Herrchen B, Gould J B, Nesbitt T S
Health Information Solutions, Menlo Park, California, USA.
Comput Biomed Res. 1997 Aug;30(4):290-305. doi: 10.1006/cbmr.1997.1448.
A methodology for linking vital statistics linked birth/death data and hospital discharge data is described. The resulting data set combines information on a neonate's sociodemographic characteristics, prenatal care, and mortality aspects and connects it to detailed health outcome and resource utilization data, thus establishing an extensive database for epidemiological studies. In the absence of a universal identifier common to both databases, our linkage strategy relied on using a virtual identifier based on variables common to both data sets. In the case of multiple incidences of the same virtual identifier we used secondary health status information to optimize the likelihood of linking low birth weight or premature infants in one database to infants of similar health status in the other while randomizing cases in which no secondary information was present. Applying our method to the 1992 California birth cohort, we could link 563,114 out of 571,189 eligible births (98.59%). Of these links, 91.2% were established on the basis of unique virtual identifiers. The link was internally consistent and no bias was evident when comparing variable distributions for all single live births in the vital statistics linked birth/death file and linked births in the linked vital statistics linked birth/death and hospital discharge file. Multiple imputation techniques showed that the prediction error incurred by randomization was negligible. Even though computationally intensive, our method for linking the vital statistics linked birth/death file and the hospital discharge file appeared to be effective. However, it is important to be aware of the limitations of the resulting data set, in particular the fact that it cannot be used for tracking individual cases. The method provides a database suitable for a variety of perinatal epidemiological analyses, such as descriptive studies of disease distribution in neonates, studies of the geographic distribution of disease, and studies of the relationship between risk and outcome.
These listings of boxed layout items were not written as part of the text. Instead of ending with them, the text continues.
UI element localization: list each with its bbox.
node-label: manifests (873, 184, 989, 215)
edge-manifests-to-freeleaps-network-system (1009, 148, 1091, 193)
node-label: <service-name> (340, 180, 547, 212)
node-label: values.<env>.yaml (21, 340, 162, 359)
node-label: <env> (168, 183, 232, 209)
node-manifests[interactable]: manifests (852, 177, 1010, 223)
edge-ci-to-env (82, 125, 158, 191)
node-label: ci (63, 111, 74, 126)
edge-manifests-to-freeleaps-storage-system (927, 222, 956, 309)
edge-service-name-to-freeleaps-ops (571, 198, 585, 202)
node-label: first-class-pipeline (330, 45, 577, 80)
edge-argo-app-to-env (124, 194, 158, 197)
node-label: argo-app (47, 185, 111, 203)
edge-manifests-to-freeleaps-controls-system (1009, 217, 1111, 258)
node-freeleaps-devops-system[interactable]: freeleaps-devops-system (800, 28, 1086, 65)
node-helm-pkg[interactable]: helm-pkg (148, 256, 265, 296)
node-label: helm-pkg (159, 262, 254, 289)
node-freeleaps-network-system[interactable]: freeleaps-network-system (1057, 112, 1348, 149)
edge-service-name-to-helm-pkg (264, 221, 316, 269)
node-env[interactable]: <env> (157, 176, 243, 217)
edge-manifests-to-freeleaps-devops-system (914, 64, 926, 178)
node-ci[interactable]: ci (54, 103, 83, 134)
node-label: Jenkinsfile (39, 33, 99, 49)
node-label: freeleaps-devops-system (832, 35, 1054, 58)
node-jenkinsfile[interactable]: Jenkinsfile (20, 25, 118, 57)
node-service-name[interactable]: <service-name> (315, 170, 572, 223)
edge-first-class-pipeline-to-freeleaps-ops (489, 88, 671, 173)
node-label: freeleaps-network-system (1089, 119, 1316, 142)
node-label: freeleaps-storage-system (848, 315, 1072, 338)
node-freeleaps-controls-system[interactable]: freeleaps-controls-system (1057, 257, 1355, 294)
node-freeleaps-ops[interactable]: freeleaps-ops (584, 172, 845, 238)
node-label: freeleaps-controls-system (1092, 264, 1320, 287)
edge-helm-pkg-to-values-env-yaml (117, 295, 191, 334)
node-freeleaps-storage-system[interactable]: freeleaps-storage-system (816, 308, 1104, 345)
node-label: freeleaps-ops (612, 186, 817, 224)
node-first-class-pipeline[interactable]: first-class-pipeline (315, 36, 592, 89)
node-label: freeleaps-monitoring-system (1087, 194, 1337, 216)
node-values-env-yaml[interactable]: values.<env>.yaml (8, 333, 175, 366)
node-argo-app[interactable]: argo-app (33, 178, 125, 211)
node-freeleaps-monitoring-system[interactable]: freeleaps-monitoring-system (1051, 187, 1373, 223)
本文描述了一种将生命统计数据(关联的出生/死亡数据)与医院出院数据相链接的方法。所得数据集整合了新生儿的社会人口学特征、产前护理及死亡率方面的信息,并将其与详细的健康结局和资源利用数据相连接,从而建立了一个用于流行病学研究的广泛数据库。由于两个数据库没有通用的标识符,我们的链接策略依赖于使用基于两个数据集共有的变量的虚拟标识符。对于同一虚拟标识符出现多次的情况,我们使用二级健康状况信息来优化将一个数据库中的低出生体重或早产儿与另一个数据库中健康状况相似的婴儿相链接的可能性,同时对没有二级信息的情况进行随机化处理。将我们的方法应用于1992年加利福尼亚出生队列,在571,189例符合条件的出生中,我们成功链接了563,114例(98.59%)。在这些链接中,91.2%是基于唯一的虚拟标识符建立的。该链接在内部是一致的,在比较生命统计关联出生/死亡文件中所有单胎活产的变量分布与关联生命统计关联出生/死亡和医院出院文件中的关联出生时,没有明显偏差。多重插补技术表明,随机化产生的预测误差可以忽略不计。尽管计算量很大,但我们将生命统计关联出生/死亡文件与医院出院文件相链接的方法似乎是有效的。然而,必须意识到所得数据集的局限性,特别是它不能用于跟踪个体病例这一事实。该方法提供了一个适用于各种围产期流行病学分析的数据库,例如新生儿疾病分布的描述性研究、疾病地理分布研究以及风险与结局关系的研究。